Voilà qui créait un tout nouveau problème. Et si Polly n’avait pas réussi à se faire embaucher dans l’un des magasins qu’elle avait énumérés ? Elle aurait sans doute trouvé un emploi de vendeuse ailleurs. Mais où ? Il y avait des dizaines de grands magasins et de boutiques sur Oxford Street. Cela prendrait des semaines de les examiner tous. M. Dunworthy avait insisté pour que Polly travaille dans l’un de ceux qui n’avaient pas été bombardés, mais à l’exception des trois mentionnés Eileen n’avait aucun moyen de savoir ceux qui ne l’avaient pas été.
— Êtes-vous sûre qu’il s’agissait de Padgett’s et non de Parson’s ? demandait la vendeuse.
— Oui. Sa lettre indiquait qu’elle venait à Londres travailler chez Padgett’s.
— A-t-elle dit quand ? Et si elle n’avait pas commencé ?
Eileen n’avait pas pensé à ça non plus. Polly pouvait même ne pas être encore arrivée. Eileen ignorait combien de temps le Blitz s’était maintenu, plusieurs mois sans doute, et Polly avait dit que sa mission ne durerait que quelques semaines. Peut-être ne viendrait-elle que dans une semaine. Ou dans un mois.
— Est-ce que vous allez bien, ma’ame ? interrogeait la vendeuse.
Non.
— Oui.
Eileen remercia la jeune femme pour son aide, et gagna les ascenseurs.

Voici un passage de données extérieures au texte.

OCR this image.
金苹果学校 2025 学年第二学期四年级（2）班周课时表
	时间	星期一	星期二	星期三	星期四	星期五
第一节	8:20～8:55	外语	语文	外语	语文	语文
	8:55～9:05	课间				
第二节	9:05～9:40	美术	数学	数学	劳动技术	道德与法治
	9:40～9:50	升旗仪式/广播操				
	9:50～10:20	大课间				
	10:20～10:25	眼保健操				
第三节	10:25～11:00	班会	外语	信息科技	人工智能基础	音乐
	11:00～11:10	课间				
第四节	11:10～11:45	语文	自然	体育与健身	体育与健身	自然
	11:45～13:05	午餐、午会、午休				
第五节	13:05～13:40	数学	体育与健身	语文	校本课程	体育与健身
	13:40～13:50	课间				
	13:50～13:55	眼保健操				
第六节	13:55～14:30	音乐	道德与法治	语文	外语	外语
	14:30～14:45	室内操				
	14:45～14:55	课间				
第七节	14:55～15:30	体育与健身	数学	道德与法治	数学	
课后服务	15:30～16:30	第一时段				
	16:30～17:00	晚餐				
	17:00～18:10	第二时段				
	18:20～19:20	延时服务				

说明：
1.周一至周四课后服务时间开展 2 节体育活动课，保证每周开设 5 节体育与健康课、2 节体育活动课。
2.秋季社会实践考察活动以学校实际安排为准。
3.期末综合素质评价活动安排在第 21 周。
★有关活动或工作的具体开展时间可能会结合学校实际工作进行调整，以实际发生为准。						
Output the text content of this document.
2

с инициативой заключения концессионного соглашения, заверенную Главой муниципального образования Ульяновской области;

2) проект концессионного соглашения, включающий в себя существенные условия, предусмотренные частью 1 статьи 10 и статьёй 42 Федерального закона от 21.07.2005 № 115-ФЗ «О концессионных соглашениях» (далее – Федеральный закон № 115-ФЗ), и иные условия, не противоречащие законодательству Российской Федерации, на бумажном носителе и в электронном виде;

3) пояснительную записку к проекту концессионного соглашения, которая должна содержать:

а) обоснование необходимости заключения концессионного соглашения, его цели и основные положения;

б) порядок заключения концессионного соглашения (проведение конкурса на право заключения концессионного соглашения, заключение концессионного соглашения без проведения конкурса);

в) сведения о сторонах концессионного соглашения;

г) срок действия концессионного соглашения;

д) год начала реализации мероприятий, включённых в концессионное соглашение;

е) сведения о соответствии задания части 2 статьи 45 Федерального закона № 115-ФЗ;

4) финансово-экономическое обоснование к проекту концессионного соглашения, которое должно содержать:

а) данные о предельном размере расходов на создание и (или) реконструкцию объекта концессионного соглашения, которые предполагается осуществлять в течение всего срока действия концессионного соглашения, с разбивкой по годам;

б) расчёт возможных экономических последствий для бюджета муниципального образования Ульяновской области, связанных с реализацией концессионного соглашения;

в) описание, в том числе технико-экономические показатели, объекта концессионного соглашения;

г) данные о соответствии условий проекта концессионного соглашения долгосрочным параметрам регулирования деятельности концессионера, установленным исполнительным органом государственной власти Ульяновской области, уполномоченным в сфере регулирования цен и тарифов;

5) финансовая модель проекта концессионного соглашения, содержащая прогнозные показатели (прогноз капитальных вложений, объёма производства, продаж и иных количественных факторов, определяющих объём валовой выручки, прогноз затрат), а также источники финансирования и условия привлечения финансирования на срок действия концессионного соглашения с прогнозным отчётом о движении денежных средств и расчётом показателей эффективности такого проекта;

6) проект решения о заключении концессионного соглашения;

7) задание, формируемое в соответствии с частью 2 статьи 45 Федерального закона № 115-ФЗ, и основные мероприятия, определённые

— Je vous souhaite de la trouver ! lui lança la vendeuse.
J’espère surtout que je la trouverai vite.
Il lui restait juste assez d’argent pour deux jours de tickets de métro et de repas, même si la mère de Theodore continuait de la loger.
« Restez ici aussi longtemps que vous voudrez », avait-elle dit, mais cela signifiait : « jusqu’à ce que vous trouviez votre cousine, dans un jour ou deux », pas plusieurs semaines.
Mais si Polly n’était pas encore ici en 1940, ou si elle travaillait dans l’une des dizaines de boutiques plus petites, cela prendrait bien plus longtemps de la dénicher. Eileen devrait chercher un emploi. Et pour faire quoi ? Sa seule expérience était d’avoir été domestique. Or se mettre au service de quelqu’un était la pire option qui soit. Elle n’aurait au mieux qu’une demi-journée de congé et serait privée de sa liberté de mouvement.
Je pourrais peut-être me faire embaucher au Lyons Corner House ?
Mais quand elle se renseigna, le bureau du personnel lui apprit qu’ils n’engageaient que pour le service du soir, ce qui impliquait de travailler pendant les raids, et elle ignorait si Lyons avait été touché.
Elle passa le reste de la journée à quadriller Parson’s, dans l’hypothèse où elle aurait confondu les noms, dressa une liste de chaque boutique et grand magasin d’Oxford Street de façon à pouvoir les rayer après les avoir inspectés, puis acheta un journal et, dans le métro du retour à Stepney, cercla toutes les offres d’emploi dont les adresses étaient sur Oxford Street.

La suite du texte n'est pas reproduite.